条件跳转或移动取决于 for 循环中带有 strcat 的未初始化值

Question

我有一个包含 3 条染色体字符串的文件，我想将其连接成一个基因组。然后我必须跨多个线程访问这个连接的字符串（我使用 pthread_t）。为此，我必须在提取数据时使用 pthread_mutex_lock，然后我使用 strcat 连接使用 const char* 使用函数 fai_fetch 提取的数据，然后我将数据保存为 char *（见下文）。

// genome_size the size of all the chromosomes together
// chr_total the number of chromosomes I wish to concatenate
char* genome = (char*) malloc(sizeof(char) * (genome_size+chr_total));

for (int i = 0; i < chr_total; i++){
    pthread_mutex_lock(&data_mutex);
    const char *data = fai_fetch(seq_ref,chr_names[i],&chr_sizes[i]);
    pthread_mutex_unlock(&data_mutex);
    //sprintf(&genome[strlen(genome)],data);
    strcat(genome,data);  
    //sprintf(genome+strlen(genome),data); //All three gives conditional jump or move error

    //sprintf(genome,data); // THIS SOLVES VALGRIND ISSUE ONE BUT DOES NOT GIVE A CONCATENATED CHAR*
}

所有这些都有效，但是运行我得到了 valgrind

条件跳转或移动取决于引用“strcat(genome,data);”的未初始化值

并且未初始化的值是由堆分配创建的 “char* 基因组 = (char*) malloc(sizeof(char) * (genome_size+chr_total));”

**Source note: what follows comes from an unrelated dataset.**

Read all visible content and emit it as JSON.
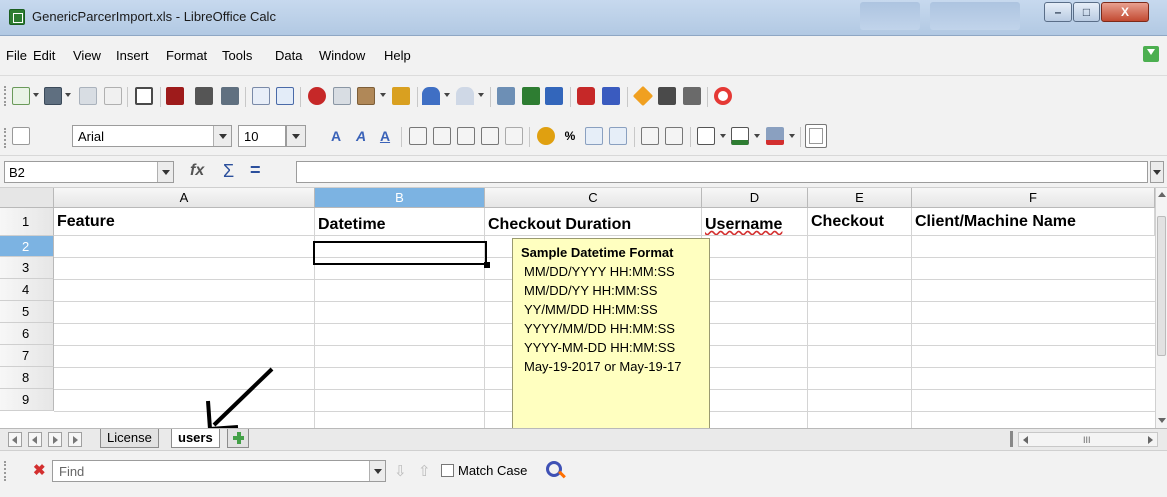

根据 Whosebug 的其他答案，我尝试了 sprintf(&genome[strlen(genome)],data);和 sprintf（基因组+strlen（基因组），数据）；而不是 strcat。但是他们也给出了相同的 valgrind 消息。

唯一似乎可以减轻此错误的方法是使用 sprintf(genome,data);但是那样我就不会得到完整的基因组，而只会得到一条染色体。

正在尝试基因组 += sprintf(基因组，数据)；给我 ./a.out': munmap_chunk(): 无效指针: 和 ./a.out': free()

关于“未初始化的值是由堆分配创建的”错误 -> 然后我的问题是我只能在所有线程完成后释放该内存运行。所以我不确定在使用 malloc 时如何初始化堆分配中的值。

是否可以解决其中一些特定的 valgrind 错误？

Answer 1

使用Valgrind定位问题代码

“条件跳转或移动取决于未初始化的值”消息意味着 Valgrind 已确定程序的某些结果取决于未初始化的内存。使用 --track-origins=yes 标志来跟踪未初始化值的来源。它可能会帮助您找到该值。来自 man 1 valgrind:

When set to yes, Memcheck keeps track of the origins of all uninitialised values. Then, when an uninitialised value error is reported, Memcheck will try to show the origin of the value. An origin can be one of the following four places: a heap block, a stack allocation, a client request, or miscellaneous other sources (eg, a call to brk).

更具体的在你的程序中：

问题 1：使用未初始化的 `genome`

行

char* genome = (char*) malloc(sizeof(char) * (genome_size+chr_total));

使用 malloc(2) 分配 genome 缓冲区，然后在以下位置使用它：

strcat(genome,data);

请注意，strlen(3) 和 strcat(3) 等函数适用于 C 字符串，它们是以空字符 ('\0') 结尾的缓冲区。

malloc(2) 只是分配内存，它不会初始化它，所以你分配的缓冲区可能包含 any 值（和视为未初始化）。您应该避免将字符串相关函数与未初始化的缓冲区一起使用，因为它会导致未定义的行为。

幸运的是 calloc(2) 可以解决问题 - 它分配缓冲区并将其所有位初始化为零，从而生成一个有效的 0 长度 C 字符串，您可以对其进行操作。我建议进行以下修复以确保初始化 genome：

char* genome = calloc(genome_size+chr_total+1, sizeof(char));

另请注意，我已将 +1 添加到已分配缓冲区的长度。这样做是为了保证生成的 genome 将以空终止符结尾（假设 genome_size+chr_total 是从 fai_fetch 返回的所有缓冲区的总大小）。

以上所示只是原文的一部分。